The Anatomical Characteristics of Roots and Plant Response to Soil - S.H.F.W. Justin and W. Armstrong
Lysigenous aerenchyma formation involves non-apoptotic programmed cell death in rice (Oryza sativa L.) roots - Rohit Joshi and Pramod Kumar
Oxygen transport in soil and the vertical distribution of roots - F. J. Cook, J. H. Knight, F. M. Kelliher
If you want to question the relevance of these studies I'll just say they were conducted in the UK, US and Australia on a number of Wetland, intermediate and non-wetland species.
Consider this also
Influence of root zone oxygen stress on potassium and ammonium absorption by Myrobalan plum rootstock - C. J. Rosen, R. M. Carlson
Growth chamber experiments were conducted with ‘French’ prune (Prunus domestica L.) scions grafted on Myrobalan 29C (P. cerasifera Ehrh.) rootstocks grown in nutrient solution to characterize K and NH4 uptake before, during, and after anaerobiosis. Conditions of oxygen stress were imposed by removing the source of aeration and bubbling solutions with nitrogen gas.
At solution oxygen concentrations less than 1%, K leaked from plant roots. After 18 h of anaerobic conditions, aeration was restored and K depletion from solution occurred within 2 h. Uptake of K the following day was similar to that before oxygen stress was imposed.
Under similar conditions with solution oxygen concentrations less than 1%, both K and NH4 uptake were inhibited. Potassium leakage from roots was significantly greater than that of NH4. The presence of NH4 had no significant effect on K leakage from roots. Signs of wilting during oxygen stress appeared first on those trees that received NH4. Potassium uptake by rootstocks in the presence of NH4 was inhibited prior to and following anaerobiosis. However, the extent of NH4-induced inhibition of K uptake before anaerobiosis was similar to the K uptake inhibition after anaerobiosis.
Grand Hotel... always the same. People come, people go. Nothing ever happens.
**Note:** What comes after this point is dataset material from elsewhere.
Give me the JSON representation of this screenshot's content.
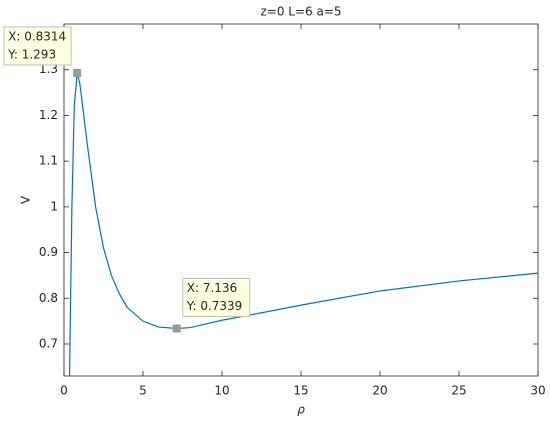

I never said that getting air into the root zone wasn't a good thing. Flushing isn't the only way to get it there. Top watering will introduce air, so will tray watering when the pot is lifted out, the science will demonstrate that. Not everyone thinks flushing is the way to do it so do they not have common sense? There are other ways of introducing air and there are many different growing conditions to take into account
If I may point you back to my question there was an option to say it was your opinion that flooding may be beneficial rather than the definite will be, as implied by your "common sense" reply. You chose not to go that route. It is my opinion that the former is a more honest and correct response.
I don't think anyone's talked about "flooding", just "flushing"...but I may have missed something.
Last edited by tje25; 01-25-2015 at 08:02 AM.